Che peccato non vedere in azione Alvaro Bautista e Leon Haslam con l’ultima evoluzione della Casa dell'Ala Dorata, ci consoleremo però con tutti gli altri big, a partire da Johnny Rea. Rispetto alla precedente uscita di Aragon, il meteo dovrebbe essere alleato di squadre e piloti, di conseguenza sarà possibile avere un quadro generale della situazione di fine anno.

Già, perché in occasione del precedente test al Motorland, il Cannibale ha trascorso più tempo fermo al box che in pista, proprio per questo motivo siamo convinti vorrà sfruttare a pieno la due giorni per trarre tutte le informazioni necessarie dalla moto in vista del nuovo anno. Il motore rappresenta senza ombra di dubbio il punto focale su cui concentrarsi, viste le difficoltà nel contenere il potenziale del quattro cilindri della Panigale V4. A Jerez non mancherà infatti la Ducati con Scott Redding e Chaz Davies. Sarà quindi l’occasione per una comparazione tra le due squadre che puntano al trono delle derivate.

Per Scott si tratta della terza uscita in rosso dopo Valencia ed Aragon. C'è quindi curiosità nel vedere quelle che saranno le sue prestazioni dopo il miglior tempo siglato al Motorland due settimane fa. In quell’occasione bisogna ricordarsi che Rea preferì non girare, questa volta invece assisteremo finalmente a un confronto tra i due. Rimanendo in casa Ducati, spicca la presenza di Michele Pirro in sella alla Ducati del team Barni, visto il forfait di Leon Camier, ancora dolorante dopo la caduta di Aragon.
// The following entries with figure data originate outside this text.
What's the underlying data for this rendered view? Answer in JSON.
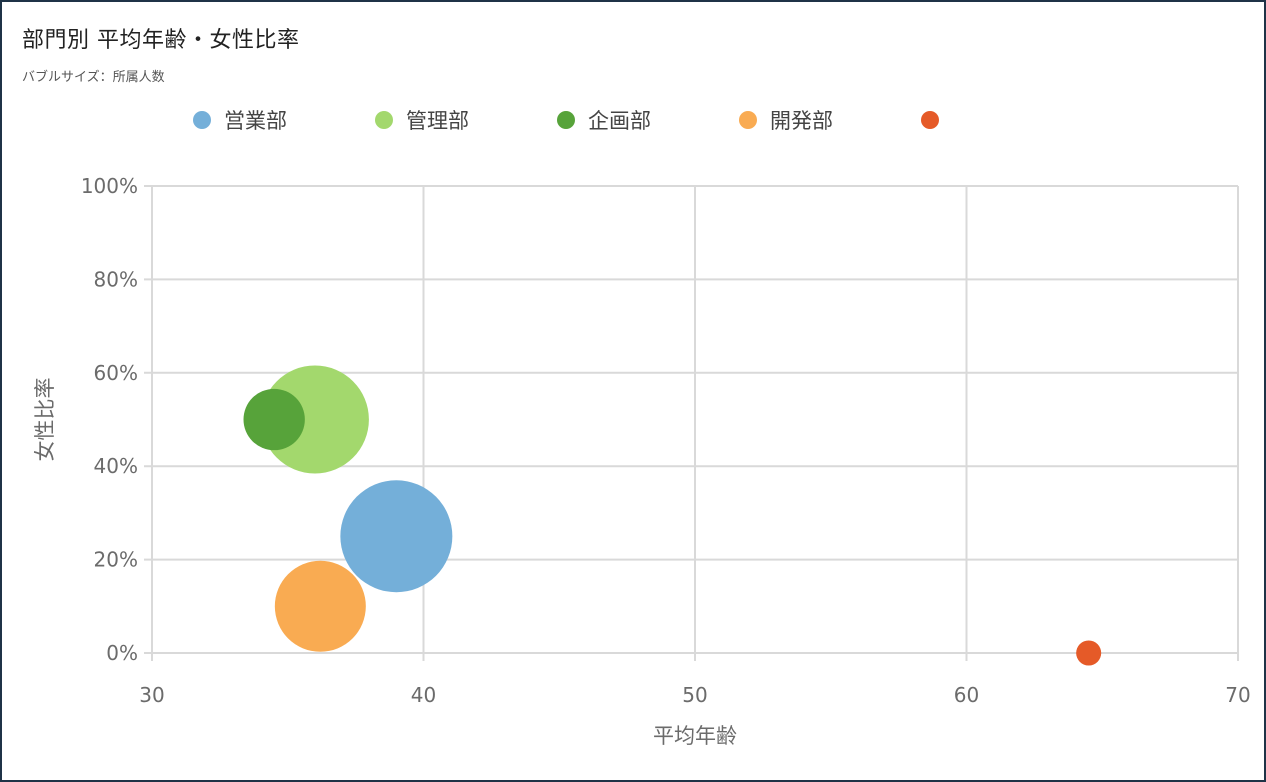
{
  "chart_data": {
    "type": "bubble",
    "title": "部門別 平均年齢・女性比率",
    "subtitle": "バブルサイズ：所属人数",
    "xlabel": "平均年齢",
    "ylabel": "女性比率",
    "xlim": [
      30,
      70
    ],
    "ylim": [
      0,
      1
    ],
    "x_ticks": [
      30,
      40,
      50,
      60,
      70
    ],
    "y_ticks": [
      0,
      0.2,
      0.4,
      0.6,
      0.8,
      1.0
    ],
    "grid": true,
    "legend_position": "top",
    "size_scale": "relative",
    "series": [
      {
        "name": "営業部",
        "color": "#74afd9",
        "x": 39.0,
        "y": 0.25,
        "size": 1.0
      },
      {
        "name": "管理部",
        "color": "#a3d86d",
        "x": 36.0,
        "y": 0.5,
        "size": 0.93
      },
      {
        "name": "企画部",
        "color": "#57a33a",
        "x": 34.5,
        "y": 0.5,
        "size": 0.3
      },
      {
        "name": "開発部",
        "color": "#f9ab52",
        "x": 36.2,
        "y": 0.1,
        "size": 0.66
      },
      {
        "name": "",
        "color": "#e55a28",
        "x": 64.5,
        "y": 0.0,
        "size": 0.05
      }
    ]
  }
}
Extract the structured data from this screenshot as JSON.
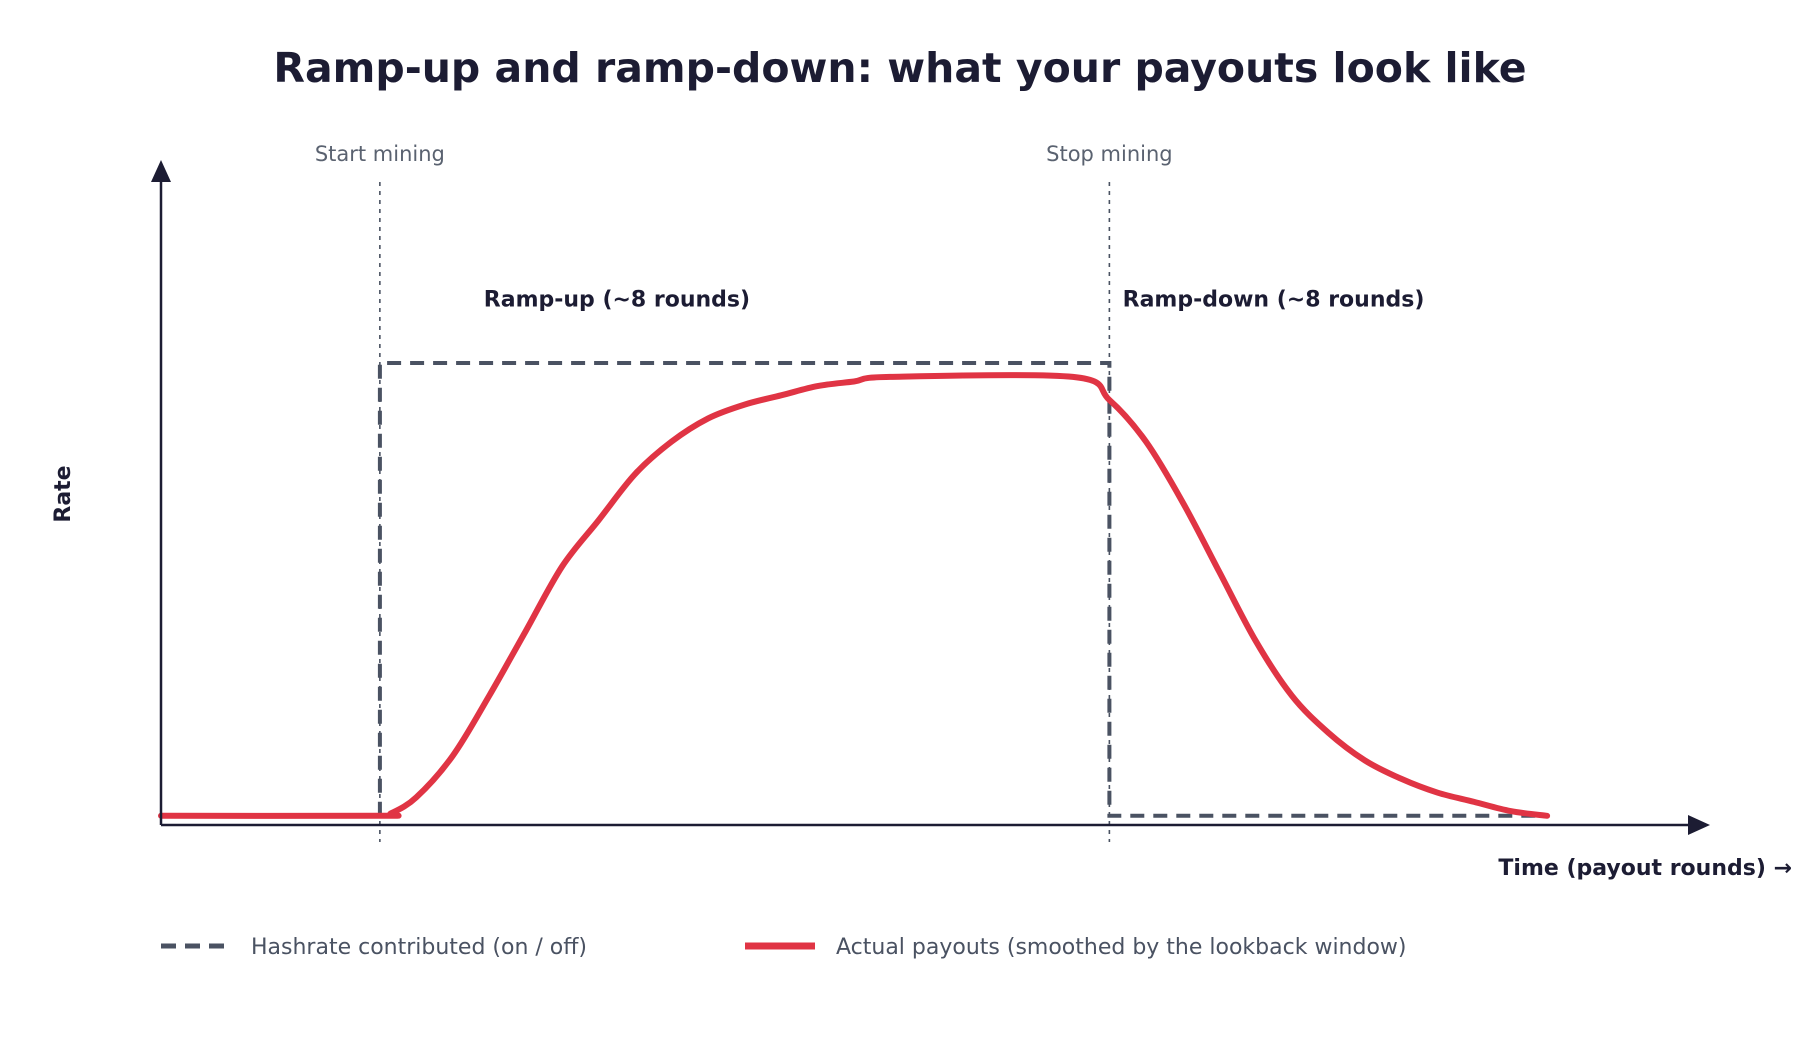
{
  "chart_data": {
    "type": "line",
    "title": "Ramp-up and ramp-down: what your payouts look like",
    "xlabel": "Time (payout rounds) →",
    "ylabel": "Rate",
    "xlim": [
      0,
      42
    ],
    "ylim": [
      0,
      1.0
    ],
    "grid": false,
    "legend_position": "bottom-left",
    "markers": [
      {
        "label": "Start mining",
        "x": 6
      },
      {
        "label": "Stop mining",
        "x": 26
      }
    ],
    "annotations": [
      {
        "text": "Ramp-up (~8 rounds)",
        "x": 12.5,
        "y": 1.14
      },
      {
        "text": "Ramp-down (~8 rounds)",
        "x": 30.5,
        "y": 1.14
      }
    ],
    "series": [
      {
        "name": "Hashrate contributed (on / off)",
        "style": "dashed",
        "color": "#4a5262",
        "points": [
          [
            6,
            0.02
          ],
          [
            6,
            1.0
          ],
          [
            26,
            1.0
          ],
          [
            26,
            0.02
          ],
          [
            38,
            0.02
          ]
        ]
      },
      {
        "name": "Actual payouts (smoothed by the lookback window)",
        "style": "solid",
        "color": "#e03444",
        "points": [
          [
            0,
            0.02
          ],
          [
            6,
            0.02
          ],
          [
            6.3,
            0.025
          ],
          [
            7,
            0.06
          ],
          [
            8,
            0.15
          ],
          [
            9,
            0.28
          ],
          [
            10,
            0.42
          ],
          [
            11,
            0.56
          ],
          [
            12,
            0.66
          ],
          [
            13,
            0.76
          ],
          [
            14,
            0.83
          ],
          [
            15,
            0.88
          ],
          [
            16,
            0.91
          ],
          [
            17,
            0.93
          ],
          [
            18,
            0.95
          ],
          [
            19,
            0.96
          ],
          [
            20,
            0.97
          ],
          [
            25,
            0.97
          ],
          [
            26,
            0.92
          ],
          [
            27,
            0.83
          ],
          [
            28,
            0.7
          ],
          [
            29,
            0.55
          ],
          [
            30,
            0.4
          ],
          [
            31,
            0.28
          ],
          [
            32,
            0.2
          ],
          [
            33,
            0.14
          ],
          [
            34,
            0.1
          ],
          [
            35,
            0.07
          ],
          [
            36,
            0.05
          ],
          [
            37,
            0.03
          ],
          [
            38,
            0.02
          ]
        ]
      }
    ]
  }
}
In Spagna ritroveremo poi la Yamaha con van der Mark e la new entry Razgatlioglu, così come i rookie Gerloff e Caricasulo in sella alla R1 del team GRT. Parlando di novità, spicca poi Xavi Forés, di nuovo nel Mondiale SBK dopo l’avventura con nel BSB. L’ex alfiere Barni ha preso al balzo l’occasione con la Kawasaki di Puccetti, proprio come ha fatto Lorenzo Savadori, che nel 2020 sarà chiamato a tenere alti i colori del team di Lucio Pedercini.  

Come detto la tappa di Jerez rappresenta l’ultima uscita del 2019 per squadre e piloti. Tra coloro che hanno deciso di sfruttare l’appuntamento anche BMW. Il team tedesco, tornato in viste ufficiale nel Mondiale lo scorso anno, vedrà il debutto sulla S1000RR di Eugene Laverty. Al suo fianco Tom Sykes, che spera di trovare un motore più performante dopo le difficoltà incontrate nella precedente stagione.